Upon entering your kingdom you must gather your forces. They must first be changed from carefree adults into job classes by sending them into the proper building for the job you'd like them to perform. While some jobs are free, most have a job cost to train that unit, though the costs are usually quite modest and often unnoticed until the very high level jobs become available. At first, the process of rounding up your people is quite irritating, as you must wander around the town and find them all. Later, an upgrade becomes available to make it easier, though it takes some time to get the upgrade that lets you build a complex adventuring party. The three basic tasks that any of the jobs can be attributed to are: Treasure finding, path clearing, and fighting, though there are numerous jobs that are used for these tasks.

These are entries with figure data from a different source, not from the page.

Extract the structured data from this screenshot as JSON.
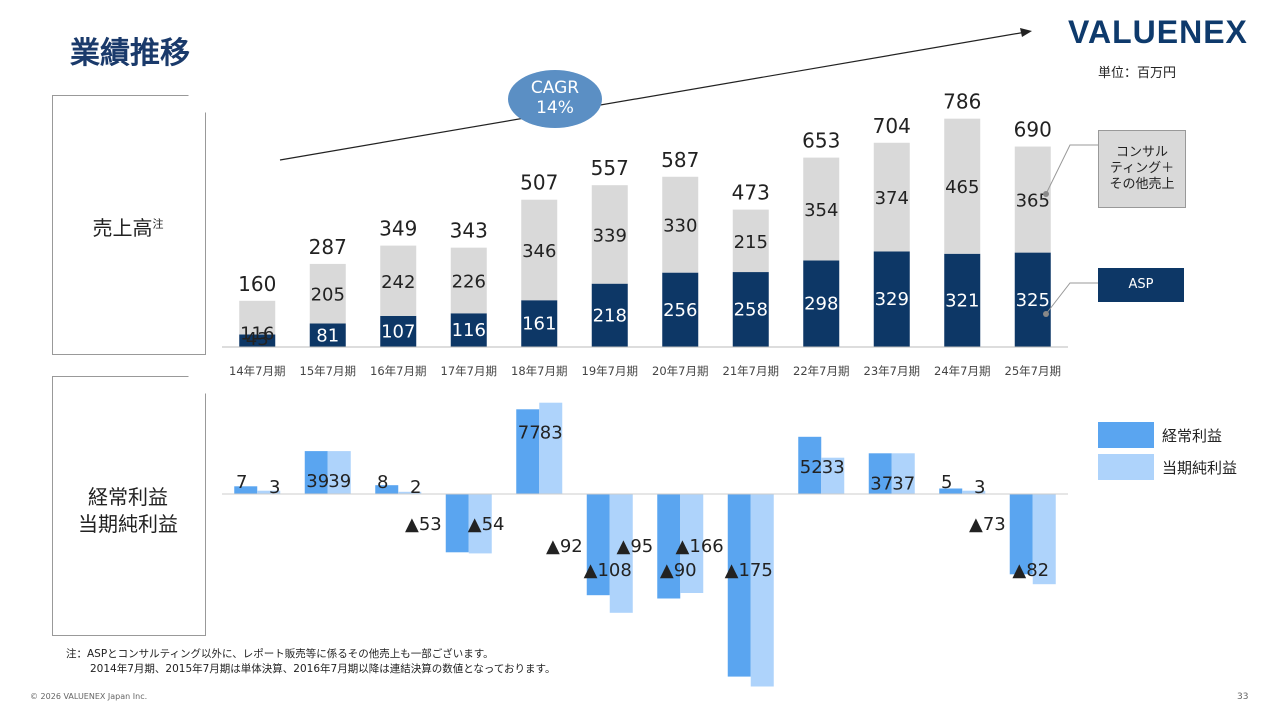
{
  "title": "業績推移",
  "logo": "VALUENEX",
  "unit": "単位：百万円",
  "cagr": {
    "line1": "CAGR",
    "line2": "14%"
  },
  "sections": {
    "revenue": "売上高",
    "revenue_sup": "注",
    "profit_line1": "経常利益",
    "profit_line2": "当期純利益"
  },
  "legend": {
    "consulting": "コンサル\nティング＋\nその他売上",
    "asp": "ASP",
    "ordinary": "経常利益",
    "net": "当期純利益"
  },
  "notes": {
    "line1": "注：ASPとコンサルティング以外に、レポート販売等に係るその他売上も一部ございます。",
    "line2": "2014年7月期、2015年7月期は単体決算、2016年7月期以降は連結決算の数値となっております。"
  },
  "copyright": "© 2026 VALUENEX Japan Inc.",
  "page": "33",
  "colors": {
    "asp": "#0d3766",
    "consulting": "#d9d9d9",
    "ordinary": "#5aa5f0",
    "net": "#aed3fb",
    "title": "#1a3a6b"
  },
  "chart_data": [
    {
      "type": "bar",
      "stacked": true,
      "categories": [
        "14年7月期",
        "15年7月期",
        "16年7月期",
        "17年7月期",
        "18年7月期",
        "19年7月期",
        "20年7月期",
        "21年7月期",
        "22年7月期",
        "23年7月期",
        "24年7月期",
        "25年7月期"
      ],
      "series": [
        {
          "name": "ASP",
          "values": [
            43,
            81,
            107,
            116,
            161,
            218,
            256,
            258,
            298,
            329,
            321,
            325
          ],
          "labels": [
            "43",
            "81",
            "107",
            "116",
            "161",
            "218",
            "256",
            "258",
            "298",
            "329",
            "321",
            "325"
          ]
        },
        {
          "name": "コンサルティング＋その他売上",
          "values": [
            116,
            205,
            242,
            226,
            346,
            339,
            330,
            215,
            354,
            374,
            465,
            365
          ],
          "labels": [
            "116",
            "205",
            "242",
            "226",
            "346",
            "339",
            "330",
            "215",
            "354",
            "374",
            "465",
            "365"
          ]
        }
      ],
      "totals": [
        160,
        287,
        349,
        343,
        507,
        557,
        587,
        473,
        653,
        704,
        786,
        690
      ],
      "total_labels": [
        "160",
        "287",
        "349",
        "343",
        "507",
        "557",
        "587",
        "473",
        "653",
        "704",
        "786",
        "690"
      ],
      "ylim": [
        0,
        800
      ]
    },
    {
      "type": "bar",
      "categories": [
        "14年7月期",
        "15年7月期",
        "16年7月期",
        "17年7月期",
        "18年7月期",
        "19年7月期",
        "20年7月期",
        "21年7月期",
        "22年7月期",
        "23年7月期",
        "24年7月期",
        "25年7月期"
      ],
      "series": [
        {
          "name": "経常利益",
          "values": [
            7,
            39,
            8,
            -53,
            77,
            -92,
            -95,
            -166,
            52,
            37,
            5,
            -73
          ],
          "labels": [
            "7",
            "39",
            "8",
            "▲53",
            "77",
            "▲92",
            "▲95",
            "▲166",
            "52",
            "37",
            "5",
            "▲73"
          ]
        },
        {
          "name": "当期純利益",
          "values": [
            3,
            39,
            2,
            -54,
            83,
            -108,
            -90,
            -175,
            33,
            37,
            3,
            -82
          ],
          "labels": [
            "3",
            "39",
            "2",
            "▲54",
            "83",
            "▲108",
            "▲90",
            "▲175",
            "33",
            "37",
            "3",
            "▲82"
          ]
        }
      ]
    }
  ]
}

In the course of the typical quest or adventure, you will need to find a good bit of treasure. This is done mainly through digging at any of the pre-designated holes in the kingdom. The better holes can only be dug by farmers, and some specialty items will need treasure hunters. Most resources are stored and directly converted to gold, while occasionally you'll find an item that can be used as a weapon or armor by your troops. These, however, are relatively rare finds. Some specialty holes are of more strategic value, such as hot springs that allow you to heal your party. You need a farmer around to dig them up though! Miners and Lumberjacks clear the path in areas that are blocked by wood or rock, while construction workers build bridges, ramps, and elevators to get over hills and ledges. All of the construction options are at pre-designated areas marked by a sign, there are no free-form activities you can perform.

The character design is something we would have expected to see in some of the early Final Fantasy series, which should be no surprise since they were designed by the same artist. The outlandishly ridiculous characters provide a fantastical feel that sets the game apart from its peers and creates a unique and enveloping world.